American Journal of Emergency Medicine | 2018
Michael Gottlieb; Brit Long; Alex Koyfman
Background: Urolithiasis is a common condition in the U.S. Patients frequently present to the emergency department (ED) for care, including analgesia and treatments to facilitate stone passage. Objective: With the new evidence concerning the evaluation and treatment of urolithiasis, this review summarizes current literature regarding the ED management of urolithiasis. Discussion: Urolithiasis occurs primarily through supersaturation of urine and commonly presents with flank pain, hematuria, and nausea/vomiting. History, examination, and assessment with several laboratory tests are cornerstones of evaluation. Urinalysis is not diagnostic, but it may be used in association with other assessments. Risk assessment tools and advanced imaging can assist with diagnosis. Computed tomography (CT) is often considered the gold standard. Newer low‐dose CT imaging may reduce radiation. Recent studies support ultrasound as an alternate diagnostic modality, especially in pediatric and pregnant patients. Nonsteroidal anti‐inflammatory drugs remain first‐line therapy, with opioids or intravenous lidocaine reserved for refractory pain. Tamsulosin can increase passage in larger stones but has not demonstrated benefit in smaller stones.
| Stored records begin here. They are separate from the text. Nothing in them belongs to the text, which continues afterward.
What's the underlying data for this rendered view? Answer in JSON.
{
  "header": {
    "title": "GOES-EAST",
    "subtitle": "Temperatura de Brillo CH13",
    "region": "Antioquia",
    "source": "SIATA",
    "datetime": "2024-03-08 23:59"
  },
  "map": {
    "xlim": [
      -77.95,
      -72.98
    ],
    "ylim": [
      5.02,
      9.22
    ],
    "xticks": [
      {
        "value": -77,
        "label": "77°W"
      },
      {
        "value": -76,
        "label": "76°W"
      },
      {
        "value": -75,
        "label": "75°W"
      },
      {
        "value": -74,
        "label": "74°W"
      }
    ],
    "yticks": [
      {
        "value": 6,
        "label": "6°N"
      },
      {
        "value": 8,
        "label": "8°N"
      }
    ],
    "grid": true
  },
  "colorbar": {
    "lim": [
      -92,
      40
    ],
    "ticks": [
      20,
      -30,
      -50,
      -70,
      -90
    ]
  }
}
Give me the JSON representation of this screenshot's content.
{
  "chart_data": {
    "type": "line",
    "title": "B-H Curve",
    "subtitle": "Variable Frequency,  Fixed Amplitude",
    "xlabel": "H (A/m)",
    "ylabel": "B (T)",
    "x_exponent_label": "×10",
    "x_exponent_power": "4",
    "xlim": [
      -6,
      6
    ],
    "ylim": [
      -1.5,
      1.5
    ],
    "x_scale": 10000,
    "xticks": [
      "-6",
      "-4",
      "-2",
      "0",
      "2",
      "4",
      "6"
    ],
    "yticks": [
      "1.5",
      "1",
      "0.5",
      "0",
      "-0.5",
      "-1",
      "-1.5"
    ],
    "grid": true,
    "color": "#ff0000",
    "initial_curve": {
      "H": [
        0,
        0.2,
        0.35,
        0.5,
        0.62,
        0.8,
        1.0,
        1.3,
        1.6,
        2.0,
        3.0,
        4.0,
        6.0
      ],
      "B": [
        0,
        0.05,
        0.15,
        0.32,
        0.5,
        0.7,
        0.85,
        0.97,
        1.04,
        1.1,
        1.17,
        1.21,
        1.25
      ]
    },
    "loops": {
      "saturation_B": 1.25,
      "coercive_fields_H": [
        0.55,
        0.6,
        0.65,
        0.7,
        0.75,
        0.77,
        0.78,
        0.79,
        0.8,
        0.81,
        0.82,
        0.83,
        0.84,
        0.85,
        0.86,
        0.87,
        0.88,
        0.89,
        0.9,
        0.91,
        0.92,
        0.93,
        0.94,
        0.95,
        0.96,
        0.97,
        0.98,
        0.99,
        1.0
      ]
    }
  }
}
Nifedipine and intravenous fluids are not recommended to facilitate passage. Surgical intervention is based upon stone size, duration, and modifying factors. Patients who are discharged should be advised on dietary changes. Conclusion: Urolithiasis is a common disease increasing in prevalence with the potential for significant morbidity. Focused evaluation with history, examination, and testing is important in diagnosis and management. Understanding the clinical features, risk assessment tools, imaging options, and treatment options can assist emergency physicians in the management of urolithiasis.